Mit Projekten in Afghanistan, Burma/Myanmar, dem Irak und der Ukraine unterstützt GGL Projekte in besonders stark betroffenen Ländern.

Ein Schritt vorwärts, zwei zurück: USA erwägen erneuten Einsatz von Landminen

Ende Jänner hat US-Präsident Donald Trump das von seinem Vorgänger Barack Obama 2014 erlassene Verbot des unbegrenzten Einsatzes von Landminen durch das US-Militär aufgehoben. Zuvor war US-Streitkräften der Einsatz von Anti-Personenminen ausschließlich an der Grenze zwischen Nord- und Südkorea gestattet.

Landmine in der Ukraine, direkt neben einer befahrenen Straße.

In einer Pressemitteilung des Weißen Hauses wurde die international umstrittene Kehrtwende u. a. damit gerechtfertigt, dass es darum gehe, dem „Militär die Flexibilität und die Fähigkeit zu geben, die es zum Siegen braucht“. Allerdings zweifeln Expertinnen und Experten an der Erklärung des Weißen Hauses, dass die Gefahr für die Zivilbevölkerung durch die moderne Selbstzerstörungsfunktion von Minen gesenkt wird. Vielmehr seien die Fehlerquoten dieser Abschaltmechanismen zumeist bedeutend höher, als von den Herstellern angegeben.

Zusätzliche Informationen zu den Rahmenbedingungen eines möglichen erneuten Einsatzes von Landminen durch das US-Militär gibt es hier.

GGL verurteilt die Entscheidung Trumps zutiefst, da sie ein fatales Signal an alle Betroffenen darstellt und zudem die internationalen Bemühungen der 164 Staaten untergräbt, die sich als Mitglieder des Ottawa-Abkommens für ein globales Landminenverbot einsetzen.

Fünfzig Maßnahmen für eine minenfreie Welt

Alle fünf Jahre kommen die Mitgliedsstaaten des Ottawa-Abkommens zu einer Konferenz zusammen, um Bilanz zu ziehen und sich auf ihr weiteres Vorgehen zu einigen.
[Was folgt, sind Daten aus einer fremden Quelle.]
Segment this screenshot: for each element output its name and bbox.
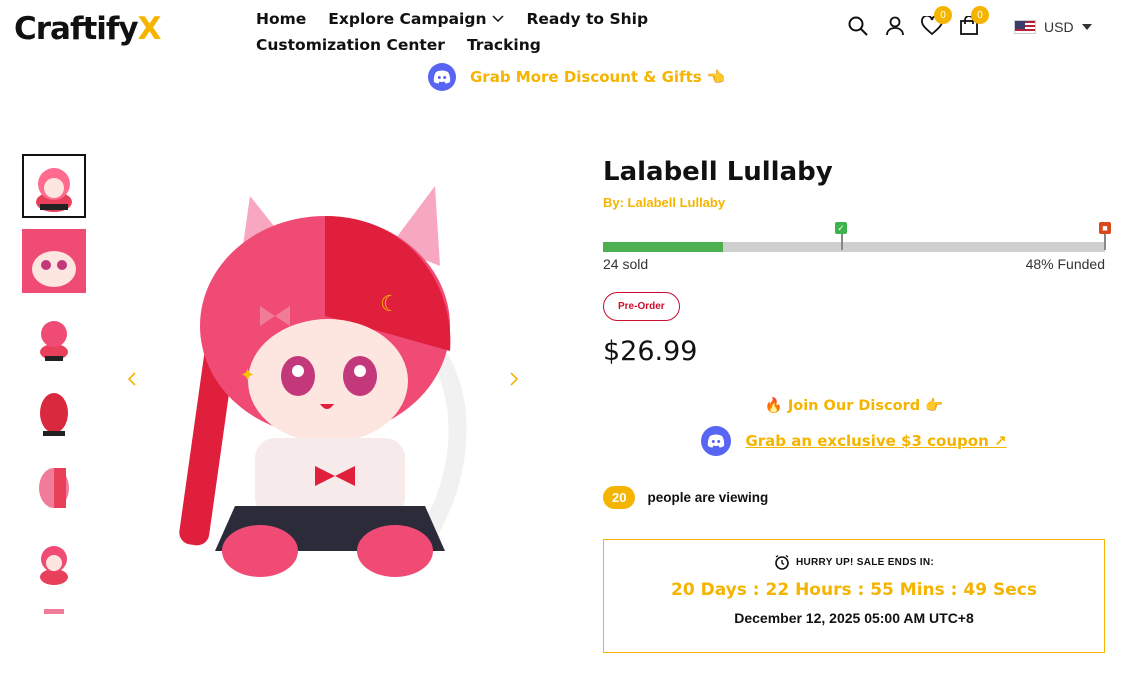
- product-info: Lalabell Lullaby By: Lalabell Lullaby ✓ …: [603, 154, 1111, 653]
- site-logo[interactable]: CraftifyX: [14, 10, 161, 48]
- discord-coupon-row: Grab an exclusive $3 coupon ↗: [603, 426, 1105, 456]
- search-icon: [848, 16, 868, 36]
- countdown-timer: 20 Days : 22 Hours : 55 Mins : 49 Secs: [671, 580, 1037, 600]
- discord-coupon-link[interactable]: Grab an exclusive $3 coupon ↗: [745, 432, 1006, 450]
- nav-customization-center[interactable]: Customization Center: [256, 36, 445, 54]
- promo-text: Grab More Discount & Gifts 👈: [470, 68, 726, 86]
- thumbnail[interactable]: [22, 304, 86, 368]
- thumbnail[interactable]: [22, 229, 86, 293]
- nav-explore-label: Explore Campaign: [328, 10, 487, 28]
- cart-count-badge: 0: [971, 6, 989, 24]
- funded-percent: 48% Funded: [1025, 256, 1105, 272]
- nav-explore-campaign[interactable]: Explore Campaign: [328, 10, 505, 28]
- product-main-image: ☾ ✦: [179, 186, 467, 577]
- viewing-indicator: 20 people are viewing: [603, 486, 1105, 509]
- next-image-button[interactable]: [509, 372, 519, 391]
- user-icon: [886, 16, 904, 36]
- thumbnail[interactable]: [22, 529, 86, 593]
- wishlist-button[interactable]: 0: [920, 6, 952, 38]
- thumbnail[interactable]: [22, 454, 86, 518]
- logo-text: Craftify: [14, 11, 139, 47]
- search-button[interactable]: [846, 14, 870, 38]
- promo-bar[interactable]: Grab More Discount & Gifts 👈: [428, 63, 726, 91]
- funding-progress-bar: ✓ ■: [603, 222, 1111, 252]
- nav-ready-to-ship[interactable]: Ready to Ship: [526, 10, 648, 28]
- product-creator-link[interactable]: By: Lalabell Lullaby: [603, 195, 1105, 210]
- sale-countdown-box: HURRY UP! SALE ENDS IN: 20 Days : 22 Hou…: [603, 539, 1105, 653]
- sold-count: 24 sold: [603, 256, 649, 272]
- viewing-text: people are viewing: [647, 490, 769, 505]
- thumbnail[interactable]: [22, 604, 86, 614]
- svg-text:✦: ✦: [240, 365, 255, 385]
- prev-image-button[interactable]: [127, 372, 137, 391]
- milestone-marker: [841, 234, 843, 250]
- funding-progress-fill: [603, 242, 724, 252]
- viewing-count-badge: 20: [603, 486, 636, 509]
- milestone-marker: [1104, 234, 1106, 250]
- account-button[interactable]: [883, 14, 907, 38]
- chevron-left-icon: [127, 372, 136, 386]
- sale-header: HURRY UP! SALE ENDS IN:: [795, 556, 935, 568]
- discord-icon: [428, 63, 456, 91]
- logo-accent: X: [137, 11, 162, 47]
- discord-icon: [701, 426, 732, 456]
- currency-selector[interactable]: USD: [1014, 19, 1092, 35]
- wishlist-count-badge: 0: [934, 6, 952, 24]
- product-price: $26.99: [603, 336, 698, 367]
- check-mark-icon: ✓: [835, 222, 847, 234]
- header-icons: 0 0: [846, 6, 994, 38]
- alarm-clock-icon: [775, 554, 789, 570]
- currency-label: USD: [1044, 19, 1074, 35]
- thumbnail[interactable]: [22, 379, 86, 443]
- product-title: Lalabell Lullaby: [603, 157, 833, 187]
- gallery-thumbnails: [22, 154, 86, 614]
- caret-down-icon: [1081, 24, 1092, 30]
- discord-join-text: 🔥 Join Our Discord 👉: [764, 398, 944, 414]
- gift-icon: ■: [1099, 222, 1111, 234]
- cart-button[interactable]: 0: [957, 6, 989, 38]
- chevron-right-icon: [510, 372, 519, 386]
- preorder-badge: Pre-Order: [603, 292, 680, 321]
- us-flag-icon: [1014, 20, 1036, 34]
- sale-end-date: December 12, 2025 05:00 AM UTC+8: [734, 610, 974, 626]
- chevron-down-icon: [492, 15, 505, 23]
- main-nav: Home Explore Campaign Ready to Ship Cust…: [256, 6, 648, 58]
- nav-home[interactable]: Home: [256, 10, 306, 28]
- thumbnail[interactable]: [22, 154, 86, 218]
- svg-text:☾: ☾: [380, 291, 400, 316]
- nav-tracking[interactable]: Tracking: [467, 36, 541, 54]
Als Ergebnis der letzten Konferenz im November 2019 in Oslo, zählt der Oslo Action Plan 50 konkrete Maßnahmen für den zukünftigen gemeinsamen Kampf gegen den Einsatz von Antipersonenminen auf.

Eine Dorfgemeinschaft in Angola dankt GGL für die Finanzierung von Minenrisiko-Schulungen.

GGL-Projekte setzen in diesem Zusammenhang insbesondere bei der Umsetzung von Maßnahmen in den Bereichen Minenräumung und -aufklärung sowie bei der Unterstützung von Minenopfern an.

Die „Universalisierung“ des Vertrags stand während der Konferenz in Oslo ebenfalls im Vordergrund. Dabei verpflichteten sich die Mitglieder die, durch den Vertrag festgelegten Normen, zu verteidigen. Zusätzlich verkünden sie: „Wir verurteilen den Einsatz von Antipersonenminen durch jeden Akteur und werden weiterhin keine Mühen scheuen, um das Abkommen zu verbreiten. Wir stützen unsere Bemühungen auf die Einhaltung unserer völkerrechtlichen Verpflichtungen, einschließlich des humanitären Völkerrechts und der Menschenrechte.“

Seit 2005 findet jährlich am 4. April der Internationale Tag für die Aufklärung über die Minengefahren und der Unterstützung bei der Minenräumung statt. Spätestens an diesem Tag sollten die Vertreter der Mitgliedsstaaten des Ottawa-Abkommens ihren Worten Taten folgen lassen und sich klar gegen die Entscheidung Trumps positionieren, die den beachtlichen Fortschritt der letzten 20 Jahre nun zu zerstören droht.